The second focus of discussion was on how to utilize a knowledge graph to assess the feasibility of a clinical trial’s success. To determine the potential value of this method, the team used research pilots to preliminarily evaluate this process based on several clinical trials. The NCI-DOE team will continue to work on this effort in collaboration with NCI personnel from the Division of Cancer Treatment and Diagnosis (DCTD). This effort is important in meeting the goals of the National Clinical Trials Network (NCTN), which NCI launched in 2014. The NCTN aims to facilitate the rapid initiation and completion of cancer clinical trials based on improvements in data management infrastructure, the development of a standardized process for prioritizing new studies, consolidation of its component research groups to improve efficiency, and the implementation of a unified system of research subject protection at over 3,000 clinical trials sites. Initial efforts have begun to explore areas of collaboration with the Clinical Trials Working Group to find avenues for integrating Pilot 3’s efforts into the NCTN.
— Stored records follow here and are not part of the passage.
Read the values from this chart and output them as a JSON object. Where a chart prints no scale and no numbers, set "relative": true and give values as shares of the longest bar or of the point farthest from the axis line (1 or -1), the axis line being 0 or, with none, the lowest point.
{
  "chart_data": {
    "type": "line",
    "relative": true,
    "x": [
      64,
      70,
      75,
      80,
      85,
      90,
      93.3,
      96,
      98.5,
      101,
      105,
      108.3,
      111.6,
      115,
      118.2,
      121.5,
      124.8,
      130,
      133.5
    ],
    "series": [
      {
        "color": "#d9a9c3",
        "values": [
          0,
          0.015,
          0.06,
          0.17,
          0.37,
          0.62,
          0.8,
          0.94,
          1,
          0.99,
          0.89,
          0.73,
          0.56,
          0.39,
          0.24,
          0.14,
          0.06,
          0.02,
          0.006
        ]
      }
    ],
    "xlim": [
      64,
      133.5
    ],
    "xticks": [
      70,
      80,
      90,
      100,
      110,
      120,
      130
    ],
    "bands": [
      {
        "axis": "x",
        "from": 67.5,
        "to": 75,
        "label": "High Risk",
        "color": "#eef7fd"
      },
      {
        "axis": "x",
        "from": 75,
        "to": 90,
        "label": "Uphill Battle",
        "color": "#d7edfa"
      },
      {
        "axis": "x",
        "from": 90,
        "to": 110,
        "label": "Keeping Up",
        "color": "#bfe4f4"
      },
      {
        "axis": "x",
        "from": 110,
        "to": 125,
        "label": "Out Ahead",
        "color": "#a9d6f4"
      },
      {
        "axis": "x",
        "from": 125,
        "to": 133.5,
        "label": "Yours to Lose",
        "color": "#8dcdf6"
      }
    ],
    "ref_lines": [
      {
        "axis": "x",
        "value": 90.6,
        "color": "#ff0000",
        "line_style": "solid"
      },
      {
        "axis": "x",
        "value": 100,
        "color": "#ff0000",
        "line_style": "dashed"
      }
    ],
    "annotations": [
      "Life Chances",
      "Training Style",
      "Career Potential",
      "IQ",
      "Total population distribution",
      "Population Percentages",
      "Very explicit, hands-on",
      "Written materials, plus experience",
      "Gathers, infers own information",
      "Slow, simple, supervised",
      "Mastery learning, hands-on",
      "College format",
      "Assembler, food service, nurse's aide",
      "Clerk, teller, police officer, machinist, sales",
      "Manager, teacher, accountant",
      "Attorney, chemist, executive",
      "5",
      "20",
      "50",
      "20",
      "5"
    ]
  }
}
The third focus of discussion of the Pilot 3 work was about expanding the natural language processing (NLP) algorithms from cancer surveillance data to other clinical trial data. The team discussed whether the algorithm can be modified and applied to automatically extract structured data from the unstructured text documents that currently exist in ClinicalTrials.gov. This website, a part of NIH’s National Library of Medicine, hosts a database of publicly and privately funded clinical studies— including those sponsored by the NIH— from all 50 states and around the world. The database includes a wide range of diseases and conditions. Having structured data representing key eligibility criteria is a necessity in clinical trials data in order to facilitate automated matching and more rapid accrual to the trials. This is a challenging goal for the NCI and one that will be an area of focus for the DOE collaboration in Pilot 3.
The hackathon helped collaborators discuss important issues relating to not only the collaboration but also broader issues within cancer surveillance. The NCI-DOE team looks forward to integrating these efforts to enhance the SEER Program and support SEER registries and the cancer surveillance community.